Изменить стиль страницы

— О да!

— И в один прекрасный день, ближе к вечеру, я поднял собственную задницу вон с той скамьи, подошел к Майку Грогану, чтобы расплатиться за пиво, сунул руку в карман и добрался до ботинка, а если бы тянул руку дальше, добрался бы до люстры или дальней полки, но это не принесло бы мне удачи, потому что мои зеленые друзья провалились в дыру. Я открыл было рот, чтобы посвятить Майка Грогана в эти горестные последствия смерти моего кота, как вдруг один джентльмен в щегольском костюме осмотрел меня и говорит:

— Я вижу, вы человек позитивный и порядочный. Если вы считаете, что я дешево ценю собственную интуицию, то вы плохо меня знаете. Я ценю ее ровно в стоимость вашей выпивки (тут он в мгновение ока заплатил за меня, так что мы с Майком не успели и нюхнуть эти доллары) и, говоря по правде, не нуждаюсь в возврате. Но если я в вас не ошибся, то вы вернете мне долг.

— Но где я могу вас найти?

— Я тороплюсь, я очень, очень спешу. Вероятно, через неделю меня увидят в Сантьяго-де-Чили.

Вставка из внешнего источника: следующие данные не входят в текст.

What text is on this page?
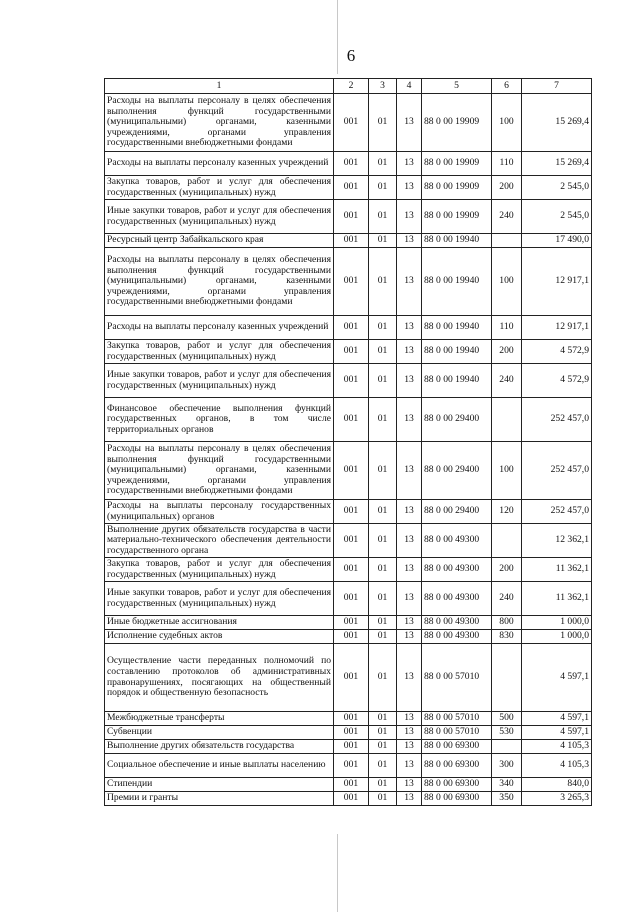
6
1	2	3	4	5	6	7
Расходы на выплаты персоналу в целях обеспечения выполнения функций государственными (муниципальными) органами, казенными учреждениями, органами управления государственными внебюджетными фондами	001	01	13	88 0 00 19909	100	15 269,4
Расходы на выплаты персоналу казенных учреждений	001	01	13	88 0 00 19909	110	15 269,4
Закупка товаров, работ и услуг для обеспечения государственных (муниципальных) нужд	001	01	13	88 0 00 19909	200	2 545,0
Иные закупки товаров, работ и услуг для обеспечения государственных (муниципальных) нужд	001	01	13	88 0 00 19909	240	2 545,0
Ресурсный центр Забайкальского края	001	01	13	88 0 00 19940		17 490,0
Расходы на выплаты персоналу в целях обеспечения выполнения функций государственными (муниципальными) органами, казенными учреждениями, органами управления государственными внебюджетными фондами	001	01	13	88 0 00 19940	100	12 917,1
Расходы на выплаты персоналу казенных учреждений	001	01	13	88 0 00 19940	110	12 917,1
Закупка товаров, работ и услуг для обеспечения государственных (муниципальных) нужд	001	01	13	88 0 00 19940	200	4 572,9
Иные закупки товаров, работ и услуг для обеспечения государственных (муниципальных) нужд	001	01	13	88 0 00 19940	240	4 572,9
Финансовое обеспечение выполнения функций государственных органов, в том числе территориальных органов	001	01	13	88 0 00 29400		252 457,0
Расходы на выплаты персоналу в целях обеспечения выполнения функций государственными (муниципальными) органами, казенными учреждениями, органами управления государственными внебюджетными фондами	001	01	13	88 0 00 29400	100	252 457,0
Расходы на выплаты персоналу государственных (муниципальных) органов	001	01	13	88 0 00 29400	120	252 457,0
Выполнение других обязательств государства в части материально-технического обеспечения деятельности государственного органа	001	01	13	88 0 00 49300		12 362,1
Закупка товаров, работ и услуг для обеспечения государственных (муниципальных) нужд	001	01	13	88 0 00 49300	200	11 362,1
Иные закупки товаров, работ и услуг для обеспечения государственных (муниципальных) нужд	001	01	13	88 0 00 49300	240	11 362,1
Иные бюджетные ассигнования	001	01	13	88 0 00 49300	800	1 000,0
Исполнение судебных актов	001	01	13	88 0 00 49300	830	1 000,0
Осуществление части переданных полномочий по составлению протоколов об административных правонарушениях, посягающих на общественный порядок и общественную безопасность	001	01	13	88 0 00 57010		4 597,1
Межбюджетные трансферты	001	01	13	88 0 00 57010	500	4 597,1
Субвенции	001	01	13	88 0 00 57010	530	4 597,1
Выполнение других обязательств государства	001	01	13	88 0 00 69300		4 105,3
Социальное обеспечение и иные выплаты населению	001	01	13	88 0 00 69300	300	4 105,3
Стипендии	001	01	13	88 0 00 69300	340	840,0
Премии и гранты	001	01	13	88 0 00 69300	350	3 265,3
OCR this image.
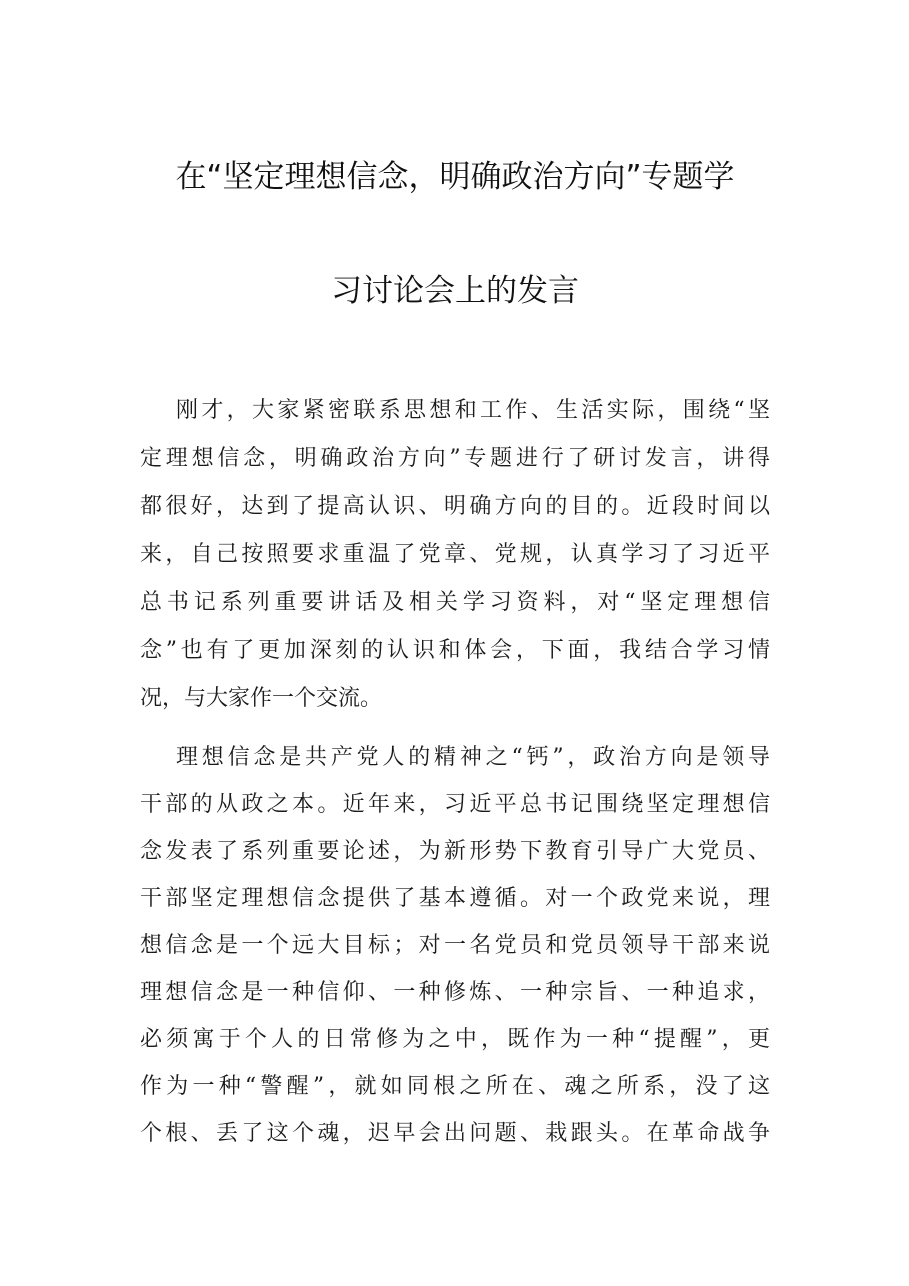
在“坚定理想信念，明确政治方向”专题学
习讨论会上的发言
刚才，大家紧密联系思想和工作、生活实际，围绕“坚
定理想信念，明确政治方向”专题进行了研讨发言，讲得
都很好，达到了提高认识、明确方向的目的。近段时间以
来，自己按照要求重温了党章、党规，认真学习了习近平
总书记系列重要讲话及相关学习资料，对“坚定理想信
念”也有了更加深刻的认识和体会，下面，我结合学习情
况，与大家作一个交流。
理想信念是共产党人的精神之“钙”，政治方向是领导
干部的从政之本。近年来，习近平总书记围绕坚定理想信
念发表了系列重要论述，为新形势下教育引导广大党员、
干部坚定理想信念提供了基本遵循。对一个政党来说，理
想信念是一个远大目标；对一名党员和党员领导干部来说
理想信念是一种信仰、一种修炼、一种宗旨、一种追求，
必须寓于个人的日常修为之中，既作为一种“提醒”，更
作为一种“警醒”，就如同根之所在、魂之所系，没了这
个根、丢了这个魂，迟早会出问题、栽跟头。在革命战争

И он уже вписывался в дверной проем, когда я крикнул ему:

— Имя! Скажите ваше имя!

И тьма за дверьми отвечала мне:

— Блэк.

Вернувшись домой, я запечатал три с половиной доллара в конверт и послал мистеру Блэку на адрес главного почтамта в Сантьяго-де Чили заказным письмом. И примерно через полмесяца получил в ответ казенную отписку, что мистер Блэк убыл в предместья Мадрида, и свои три с половиной доллара. Я не буду утомлять вас географией, мэм. Скажу только, что с тех пор вот уже восемь лет раз или два в месяц я швыряю эти три с половиной доллара в очередную точку глобуса, но он вертится, и проклятые деньги возвращаются ко мне, как басурманский бумеранг. На одни почтовые расходы у меня ушло несколько сотен, но я не оставляю надежд укрепить в мистере Блэке веру в человечество и собственную интуицию. А теперь я не скажу ни слова, а вы судите сами, порядочный я человек или нет и можно ли мне доверять. Дела выше слов. Поэтому я молчу.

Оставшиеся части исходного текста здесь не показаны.